Bild: Einer der Angeklagten wird vor der Verkündung des Urteils in den Gericht…
Stuttgart taz | Das Landgericht Stuttgart hat sein Urteil über zwei linke
Aktivisten gesprochen. Das Strafmaß dürfte wohl kaum noch jemanden
überrascht haben, auch nicht die beiden Angeklagten. Fünf Jahre und sechs
Monate Haft für Diyal A. und vier Jahre und sechs Monate für Joel P. wegen
schwerer Körperverletzung und Landfriedensbruch in einem besonders schweren
Fall. Damit blieb das Gericht nur wenige Monate unter der Forderung der
Staatsanwaltschaft. Die beiden jungen Männer nahmen es ohne sichtbare
Regung auf.
Die Jugendkammer des Landgerichts Stuttgart sah es als erwiesen an, dass
die beiden 21- und 26-jährigen Männer im Mai vergangenen Jahres drei
Mitglieder [1][der rechtsextremen Gewerkschaft Automobil angegriffen] und
so schwer verletzt haben, sodass einer der Angegriffenen einen Schädelbruch
erlitt, lebensgefährlich verletzt wurde und mehrere Wochen im Koma lag. Der
Zweite ist nach Schlägen auf Kopf und Gesicht auf einem Auge fast Blind.
Ein Dritter erlitt leichtere Verletzungen.
Richter Johannes Steinbach sprach bei den Angeklagten von einem „traurigen
Fall von ideologischer Verblendung“. Joel P. habe sich [2][in seinem
Schlusswort am letzten Prozesstag] zu „den alten Parolen“ der linken Szene
bekannt, Diyal A. habe zwar geschwiegen, aber sei schon früher im Kampf um
die kurdische Unabhängigkeit aufgefallen. Die beiden hätten es nicht beim
Versuch belassen, andere von ihrer Meinung zu überzeugen. Sie hätten
Andersdenkende als vermeintliche Faschisten bekämpft.
Der Angriff auf die rechten Aktivisten des Zentrums Automobil, für den P.

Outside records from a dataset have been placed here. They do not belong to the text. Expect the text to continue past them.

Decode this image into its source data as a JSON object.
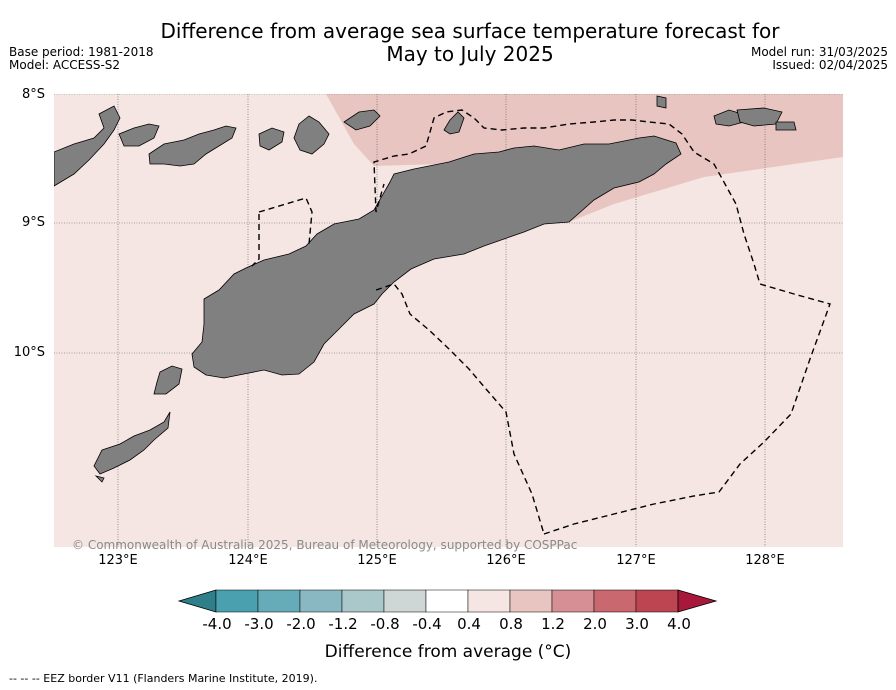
{
  "header": {
    "title_line1": "Difference from average sea surface temperature forecast for",
    "title_line2": "May to July 2025",
    "base_period": "Base period: 1981-2018",
    "model": "Model: ACCESS-S2",
    "model_run": "Model run: 31/03/2025",
    "issued": "Issued: 02/04/2025"
  },
  "map": {
    "lat_labels": [
      "8°S",
      "9°S",
      "10°S"
    ],
    "lon_labels": [
      "123°E",
      "124°E",
      "125°E",
      "126°E",
      "127°E",
      "128°E"
    ],
    "copyright": "© Commonwealth of Australia 2025, Bureau of Meteorology, supported by COSPPac",
    "land_color": "#808080",
    "sea_anomaly_colors": {
      "0.4 to 0.8": "#f5e6e4",
      "0.8 to 1.2": "#e8c5c0"
    }
  },
  "colorbar": {
    "ticks": [
      "-4.0",
      "-3.0",
      "-2.0",
      "-1.2",
      "-0.8",
      "-0.4",
      "0.4",
      "0.8",
      "1.2",
      "2.0",
      "3.0",
      "4.0"
    ],
    "colors": [
      "#2e7f8a",
      "#4aa0ae",
      "#66abb8",
      "#8ab8c2",
      "#aac7ca",
      "#cfd6d6",
      "#ffffff",
      "#f5e6e4",
      "#e8c5c0",
      "#d68f94",
      "#c9686f",
      "#bd4552",
      "#a8183a"
    ],
    "label": "Difference from average (°C)"
  },
  "footer": {
    "legend": "--  --  -- EEZ border V11 (Flanders Marine Institute, 2019)."
  }
}
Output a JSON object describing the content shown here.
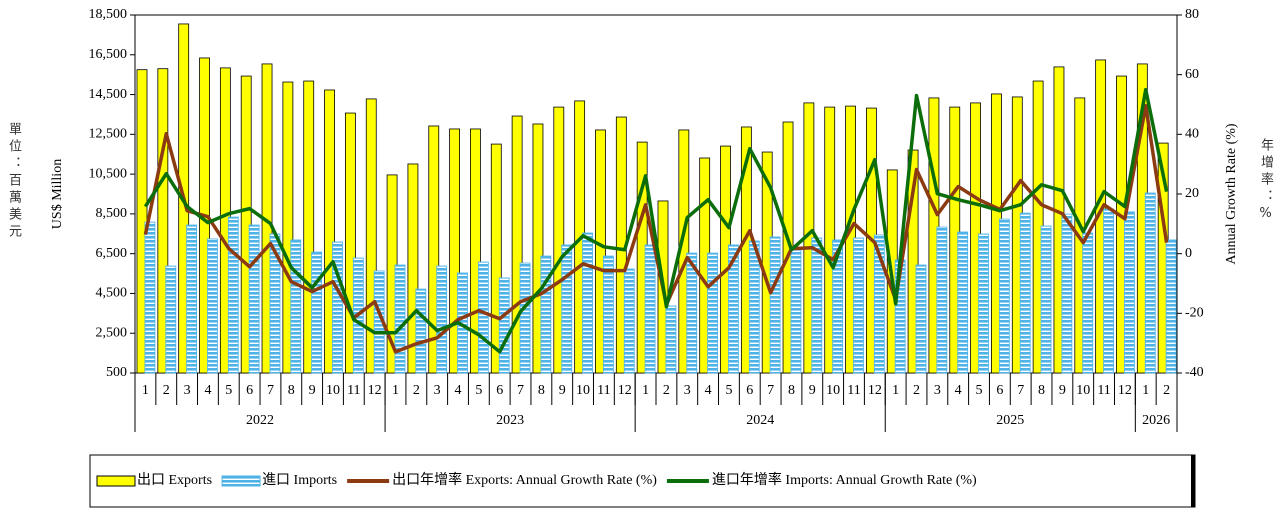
{
  "chart_data": {
    "type": "bar",
    "ylabel": "US$ Million",
    "ylabel_cn": "單位：百萬美元",
    "y2label": "Annual Growth Rate (%)",
    "y2label_cn": "年增率：%",
    "categories": [
      "1",
      "2",
      "3",
      "4",
      "5",
      "6",
      "7",
      "8",
      "9",
      "10",
      "11",
      "12",
      "1",
      "2",
      "3",
      "4",
      "5",
      "6",
      "7",
      "8",
      "9",
      "10",
      "11",
      "12",
      "1",
      "2",
      "3",
      "4",
      "5",
      "6",
      "7",
      "8",
      "9",
      "10",
      "11",
      "12",
      "1",
      "2",
      "3",
      "4",
      "5",
      "6",
      "7",
      "8",
      "9",
      "10",
      "11",
      "12",
      "1",
      "2"
    ],
    "years": [
      "2022",
      "2023",
      "2024",
      "2025",
      "2026"
    ],
    "ylim": [
      500,
      18500
    ],
    "yticks": [
      500,
      {
        "value": 2500,
        "label": "2,500"
      },
      {
        "value": 4500,
        "label": "4,500"
      },
      {
        "value": 6500,
        "label": "6,500"
      },
      {
        "value": 8500,
        "label": "8,500"
      },
      {
        "value": 10500,
        "label": "10,500"
      },
      {
        "value": 12500,
        "label": "12,500"
      },
      {
        "value": 14500,
        "label": "14,500"
      },
      {
        "value": 16500,
        "label": "16,500"
      },
      {
        "value": 18500,
        "label": "18,500"
      }
    ],
    "y2lim": [
      -40,
      80
    ],
    "y2ticks": [
      -40,
      -20,
      0,
      20,
      40,
      60,
      80
    ],
    "series": [
      {
        "name": "出口 Exports",
        "type": "bar",
        "color": "#ffff00",
        "values": [
          15750,
          15800,
          18050,
          16340,
          15840,
          15430,
          16040,
          15130,
          15180,
          14730,
          13570,
          14280,
          10460,
          11010,
          12920,
          12770,
          12770,
          12010,
          13420,
          13020,
          13870,
          14180,
          12720,
          13370,
          12110,
          9150,
          12720,
          11310,
          11910,
          12870,
          11610,
          13120,
          14080,
          13870,
          13920,
          13820,
          10710,
          11710,
          14330,
          13870,
          14080,
          14530,
          14380,
          15180,
          15890,
          14330,
          16240,
          15430,
          16040,
          12060
        ]
      },
      {
        "name": "進口 Imports",
        "type": "bar",
        "color": "#4fb3e8",
        "values": [
          8090,
          5880,
          7940,
          7240,
          8340,
          7940,
          7490,
          7190,
          6580,
          7090,
          6280,
          5630,
          5930,
          4720,
          5880,
          5530,
          6080,
          5280,
          6030,
          6380,
          6940,
          7540,
          6380,
          5730,
          6940,
          3870,
          6530,
          6530,
          6940,
          7140,
          7340,
          6680,
          7290,
          7190,
          7290,
          7440,
          6180,
          5930,
          7840,
          7590,
          7490,
          8240,
          8540,
          7890,
          8490,
          7540,
          8740,
          8600,
          9550,
          7190
        ]
      },
      {
        "name": "出口年增率 Exports: Annual Growth Rate (%)",
        "type": "line",
        "axis": "y2",
        "color": "#8b3a12",
        "values": [
          6.4,
          40.2,
          14.4,
          12.4,
          1.7,
          -4.4,
          3.4,
          -9.4,
          -12.7,
          -9.4,
          -21.5,
          -16.1,
          -32.9,
          -30.2,
          -28.2,
          -22.1,
          -19.1,
          -21.8,
          -16.1,
          -13.4,
          -8.7,
          -3.4,
          -5.7,
          -5.7,
          16.4,
          -17.1,
          -1.3,
          -11.1,
          -4.7,
          7.7,
          -13.1,
          1.7,
          2.0,
          -2.0,
          10.1,
          3.7,
          -15.4,
          28.2,
          13.1,
          22.5,
          18.1,
          14.8,
          24.5,
          16.4,
          13.4,
          3.7,
          16.4,
          11.7,
          49.6,
          3.7
        ]
      },
      {
        "name": "進口年增率 Imports: Annual Growth Rate (%)",
        "type": "line",
        "axis": "y2",
        "color": "#0b6e0b",
        "values": [
          15.8,
          26.8,
          15.8,
          10.4,
          13.4,
          15.1,
          10.1,
          -4.7,
          -11.4,
          -2.7,
          -22.1,
          -26.5,
          -26.5,
          -19.1,
          -25.8,
          -23.1,
          -27.2,
          -32.9,
          -19.4,
          -11.7,
          -1.0,
          6.0,
          2.3,
          1.3,
          26.1,
          -17.8,
          12.1,
          18.1,
          8.7,
          35.2,
          22.1,
          1.3,
          7.7,
          -4.7,
          14.8,
          31.5,
          -16.8,
          53.0,
          20.1,
          18.1,
          16.4,
          14.4,
          16.4,
          23.1,
          21.1,
          7.4,
          20.8,
          15.8,
          55.0,
          20.8
        ]
      }
    ]
  }
}
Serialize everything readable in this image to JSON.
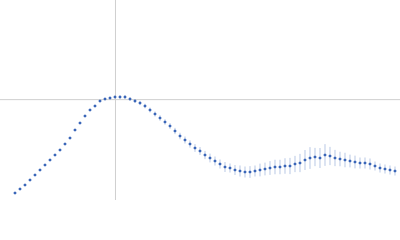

und A. nun verurteilt wurden, fand im Vorfeld einer
Querdenker-Demonstration im Mai 2020 in Stuttgart statt. 20 bis 40
maskierte Antifas seien in „fast militärischer Formation“ auf ihre Opfer
losgegangen, so das Gericht. Es sei nicht die Absicht der linken Formation
gewesen, die Mitglieder des Zentrums Automobil umzubringen, aber vor allem
so genannte „Stampftritte“ auf den Kopf von Andreas Z. brächten die Tat in
die Nähe eines Tötungsdelikts.
## Schwierige Beweislage
Die Beweislage bezeichnete Richter Steinbach als „kompliziert“. Besonders
bei Diyal A., der von einem V-Mann der Polizei belastet wurde, sowie von
einem Haar auf einer Reizgaswaffe, die beim Angriff benutzt wurde. Joel P.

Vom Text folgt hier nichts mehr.